Through the above description of the embodiments, those skilled in the art will clearly understand that the method of the above embodiments can be implemented by software plus a necessary general hardware platform, and certainly can also be implemented by hardware, but in many cases, the former is a better implementation manner. Based on such understanding, the technical solutions of the present invention may be embodied in the form of a software product, where the computer software product is stored in a storage medium (e.g., a Read Only Memory (ROM)/Random Access Memory (RAM), a magnetic disk, an optical disk), and includes several instructions for enabling a terminal device (which may be a mobile phone, a computer, a server, an air conditioner, or a network device) to execute the methods according to the embodiments of the present invention.

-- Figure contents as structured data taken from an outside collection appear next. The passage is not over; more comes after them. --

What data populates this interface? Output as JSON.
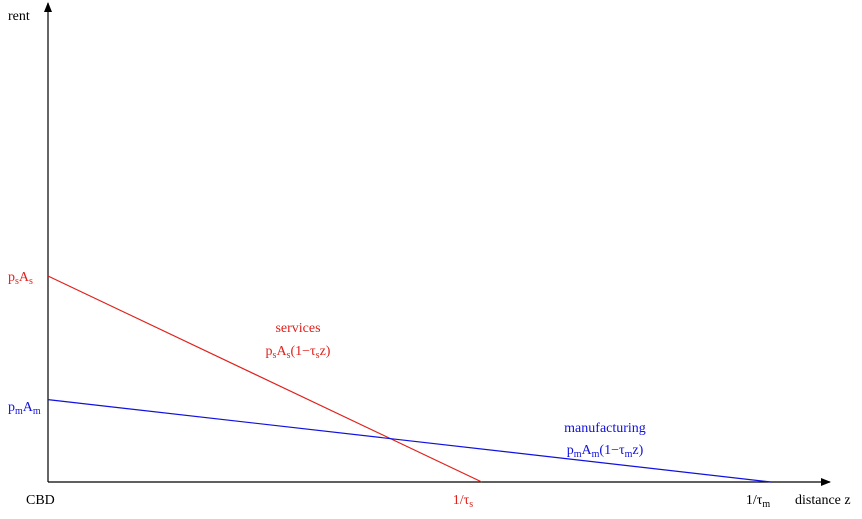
{
  "chart_data": {
    "type": "line",
    "title": "",
    "ylabel": "rent",
    "xlabel": "distance z",
    "origin_label": "CBD",
    "series": [
      {
        "name": "services",
        "formula_base": "p",
        "formula_base_sub": "s",
        "formula_A": "A",
        "formula_A_sub": "s",
        "formula_mid": "(1−τ",
        "formula_tau_sub": "s",
        "formula_end": "z)",
        "color": "#e0201b",
        "intercept_label": {
          "p": "p",
          "p_sub": "s",
          "A": "A",
          "A_sub": "s"
        },
        "zero_label": {
          "prefix": "1/τ",
          "sub": "s"
        },
        "y_intercept": 0.5,
        "x_zero": 0.6
      },
      {
        "name": "manufacturing",
        "formula_base": "p",
        "formula_base_sub": "m",
        "formula_A": "A",
        "formula_A_sub": "m",
        "formula_mid": "(1−τ",
        "formula_tau_sub": "m",
        "formula_end": "z)",
        "color": "#1010e0",
        "intercept_label": {
          "p": "p",
          "p_sub": "m",
          "A": "A",
          "A_sub": "m"
        },
        "zero_label": {
          "prefix": "1/τ",
          "sub": "m"
        },
        "y_intercept": 0.2,
        "x_zero": 1.0
      }
    ],
    "xlim": [
      0,
      1.05
    ],
    "ylim": [
      0,
      1.15
    ],
    "grid": false,
    "legend": "none",
    "axis_color": "#000000"
  }
}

The above description is only a preferred embodiment of the present invention, and not intended to limit the scope of the present invention, and all modifications of equivalent structures and equivalent processes, which are made by using the contents of the present specification and the accompanying drawings, or directly or indirectly applied to other related technical fields, are included in the scope of the present invention.

Claims

1. The industrial Internet of things intrusion detection method is characterized by comprising the following steps:

preprocessing the network characteristic data to obtain data to be detected;

2. The intrusion detection method for the industrial internet of things according to claim 1, wherein the step of performing feature screening on the original network data to obtain network feature data specifically comprises:

3. The intrusion detection method for the industrial internet of things according to claim 2, wherein the step of performing feature screening on the initial network feature data by using a LightGBM algorithm to obtain the network feature data specifically comprises:

4. The intrusion detection method for the industrial internet of things according to claim 1, wherein the step of preprocessing the network characteristic data to obtain the data to be detected specifically comprises:

5. The industrial internet of things intrusion detection method of claim 1, wherein the intrusion detection agent is obtained based on training set loop training, wherein the training strategy is optimized with the loss function in each training loop such that the intrusion detection agent is obtained when a preset convergence condition is satisfied.

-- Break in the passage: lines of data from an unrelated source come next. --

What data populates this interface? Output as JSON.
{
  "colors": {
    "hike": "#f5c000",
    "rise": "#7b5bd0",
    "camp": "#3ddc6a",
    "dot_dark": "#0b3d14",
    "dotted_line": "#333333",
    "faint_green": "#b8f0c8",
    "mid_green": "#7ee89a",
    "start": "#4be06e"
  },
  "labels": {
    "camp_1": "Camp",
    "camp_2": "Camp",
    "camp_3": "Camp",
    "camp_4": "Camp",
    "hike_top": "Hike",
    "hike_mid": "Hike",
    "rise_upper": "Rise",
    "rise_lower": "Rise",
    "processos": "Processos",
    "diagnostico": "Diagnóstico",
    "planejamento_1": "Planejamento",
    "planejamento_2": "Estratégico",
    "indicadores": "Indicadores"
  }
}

6. The industrial internet of things intrusion detection method of claim 1, wherein the expression of the reward accumulation function is:

7. The industrial internet of things intrusion detection method according to claim 6, wherein the training strategy is obtained according to a state value function and an action value function obtained by a reward accumulation function; wherein:

the expression of the state value function is:

the expression of the action value function is:

in the formula,

in order to be the probability of a state transition,

in the form of a set of state spaces,

8. The utility model provides an industry thing networking intrusion detection device which characterized in that, industry thing networking intrusion detection device includes:

9. The utility model provides an industry thing networking intrusion detection equipment which characterized in that, industry thing networking intrusion detection equipment includes: the intrusion detection system comprises a memory, a processor and an industrial Internet of things intrusion detection program which is stored on the memory and can run on the processor, wherein when the industrial Internet of things intrusion detection program is executed by the processor, the steps of the intrusion detection method of the industrial Internet of things according to any one of claims 1 to 7 are realized.

10. A storage medium having an industrial internet of things intrusion detection program stored thereon, wherein the industrial internet of things intrusion detection program, when executed by a processor, implements the steps of the industrial internet of things intrusion detection method according to any one of claims 1 to 7.